The key question is, what role does observation actually play in the creation of knowledge? The “black swan” idea, popularized by Nassim Taleb, was developed many years ago to answer this exact question. The idea goes like this. If you observe 1000 swans and they are all white, can you make a conclusive statement about whether all swans are white? No you can’t, because you have no way of being certain that the next 1000 swans you observe are not all black. Now consider this. You observe 999 white swans and 1 black swan. Now, can you make a conclusive statement about whether all swans are white? Yes, now you can. You can conclusively say, “the statement ‘all swans are white’ is false”.
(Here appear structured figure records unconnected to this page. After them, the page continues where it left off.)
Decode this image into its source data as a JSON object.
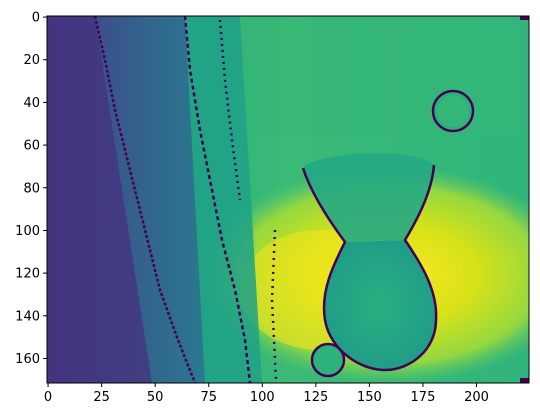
{
  "chart_data": {
    "type": "heatmap",
    "description_scene": "depth map of a wall and a glass vase",
    "colormap": "viridis",
    "image_shape": {
      "rows": 172,
      "cols": 225
    },
    "x_ticks": [
      0,
      25,
      50,
      75,
      100,
      125,
      150,
      175,
      200
    ],
    "y_ticks": [
      0,
      20,
      40,
      60,
      80,
      100,
      120,
      140,
      160
    ],
    "xlim": [
      -0.5,
      224.5
    ],
    "ylim": [
      171.5,
      -0.5
    ],
    "value_range": [
      0,
      1
    ],
    "regions": [
      {
        "name": "far-left-band",
        "x_range": [
          0,
          25
        ],
        "level": 0.12
      },
      {
        "name": "left-wall-gradient",
        "x_range": [
          25,
          75
        ],
        "level": 0.28
      },
      {
        "name": "teal-band",
        "x_range": [
          75,
          90
        ],
        "level": 0.45
      },
      {
        "name": "background",
        "x_range": [
          90,
          225
        ],
        "level": 0.65
      },
      {
        "name": "vase-body",
        "x_range": [
          125,
          180
        ],
        "level": 0.55
      },
      {
        "name": "bright-zone",
        "x_range": [
          105,
          215
        ],
        "y_range": [
          100,
          150
        ],
        "level": 0.9
      }
    ]
  }
}
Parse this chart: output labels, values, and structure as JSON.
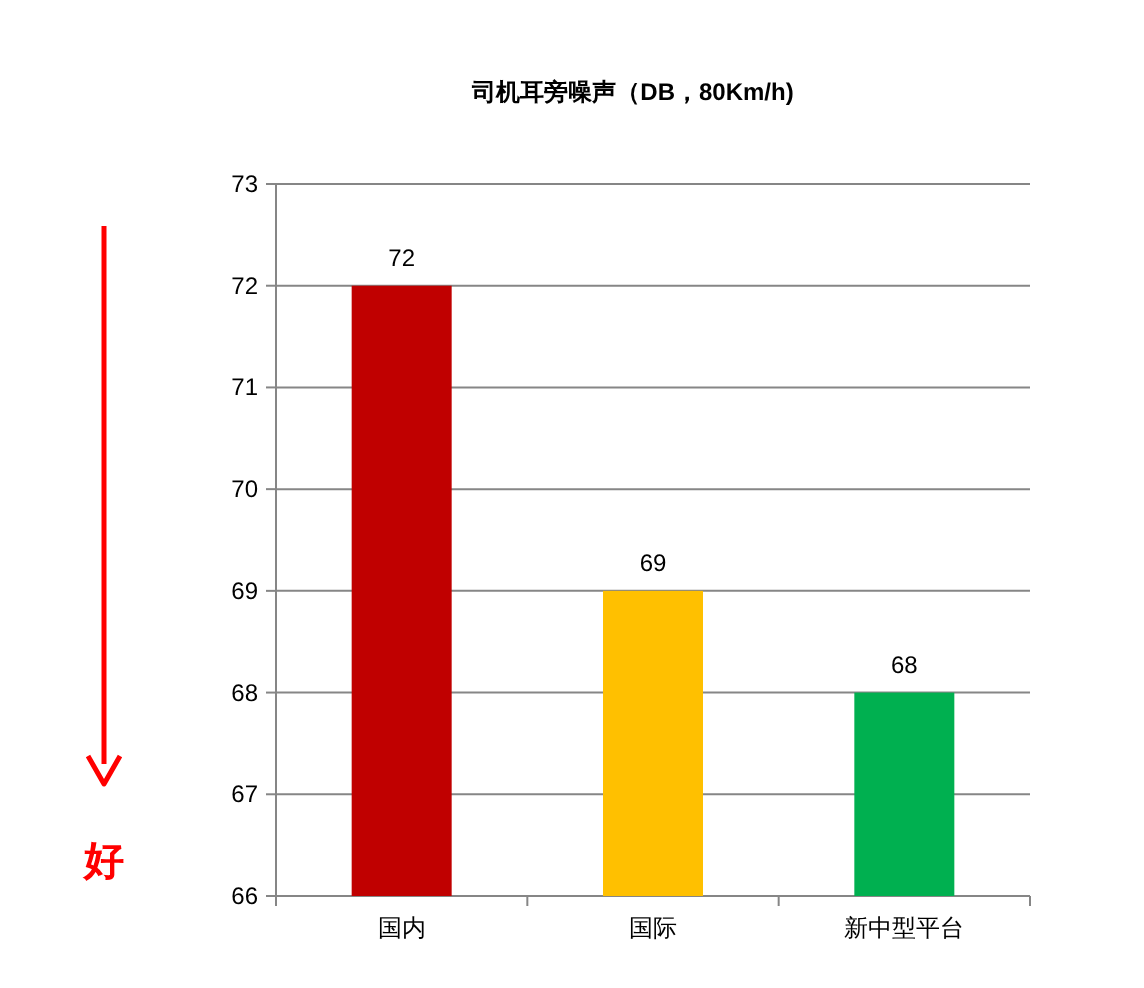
{
  "chart_data": {
    "type": "bar",
    "title": "司机耳旁噪声（DB，80Km/h)",
    "categories": [
      "国内",
      "国际",
      "新中型平台"
    ],
    "values": [
      72,
      69,
      68
    ],
    "colors": [
      "#c00000",
      "#ffc000",
      "#00b050"
    ],
    "ylim": [
      66,
      73
    ],
    "yticks": [
      66,
      67,
      68,
      69,
      70,
      71,
      72,
      73
    ],
    "grid": "y",
    "data_labels": true,
    "annotations": [
      "好"
    ]
  }
}
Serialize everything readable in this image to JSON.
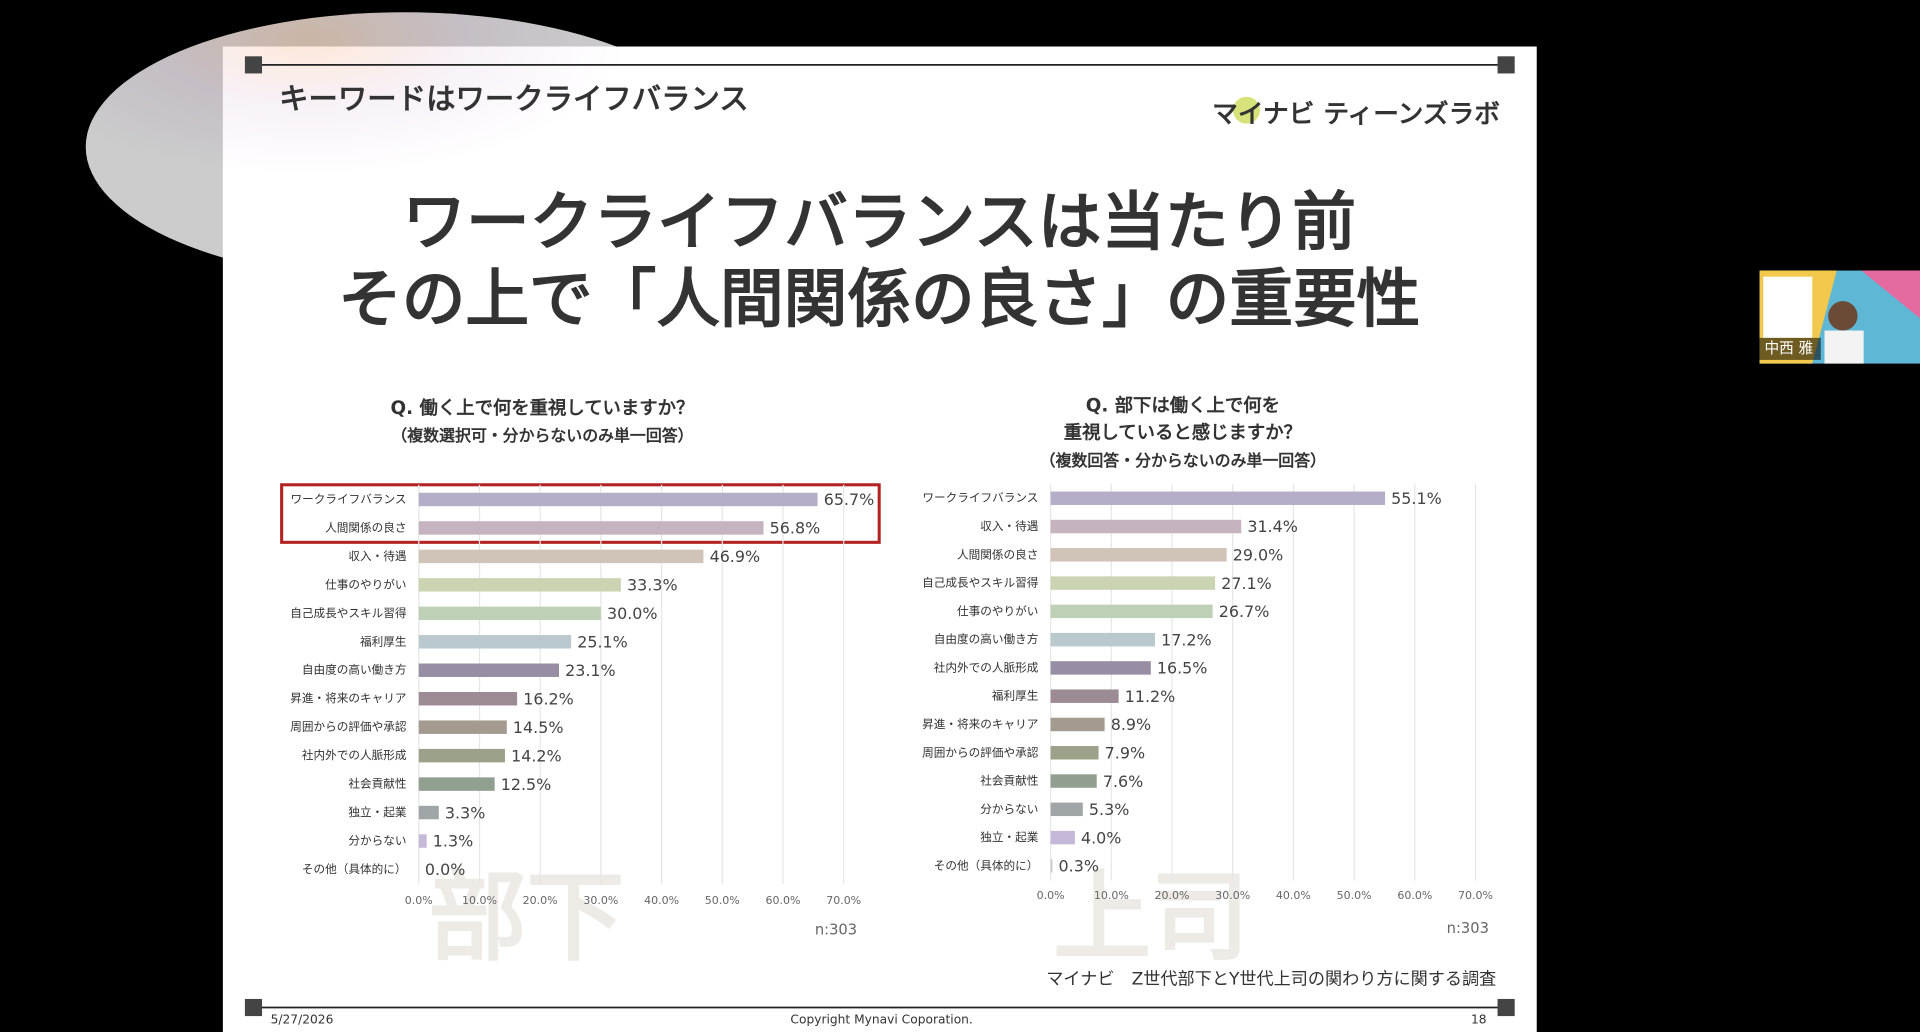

So what does this tell us? It tells us that the role of observation is not to prove true statements, but rather to disprove false ones. This is how science tends to work. We observe something about the world that we can’t explain. We come up with a whole bunch of theories. We then try as rigorously as we can to disprove our theories. The theory that withstands our most severe testing is the one we tentatively accept, until some future observation refutes the theory, at which point the process repeats itself. This is how our explanations about the world have improved over time.

If the explanation I’m describing is acceptable (and I invite you to criticize it!), then what bounds our knowledge is not our ability to observe the world, but rather our ability to come up with new theories.

So how then do we come up with new theories? That, my friend, is THE great mystery! History shows that explanations about the world (strong ones and weak ones) can come from anywhere, such as observations, myths, religious texts, dreams, reason, intuition, revelation, creativity, or emotion. In other words, our ability to create new theories comes from the realm of the human imagination.

In order to maintain your claim that human knowledge is bounded somehow, you would need to show not that our capacity to observe is inherently limited. Rather, you would need to show that our capacity to IMAGINE is inherently limited. I, personally, can imagine no good reason why this is so.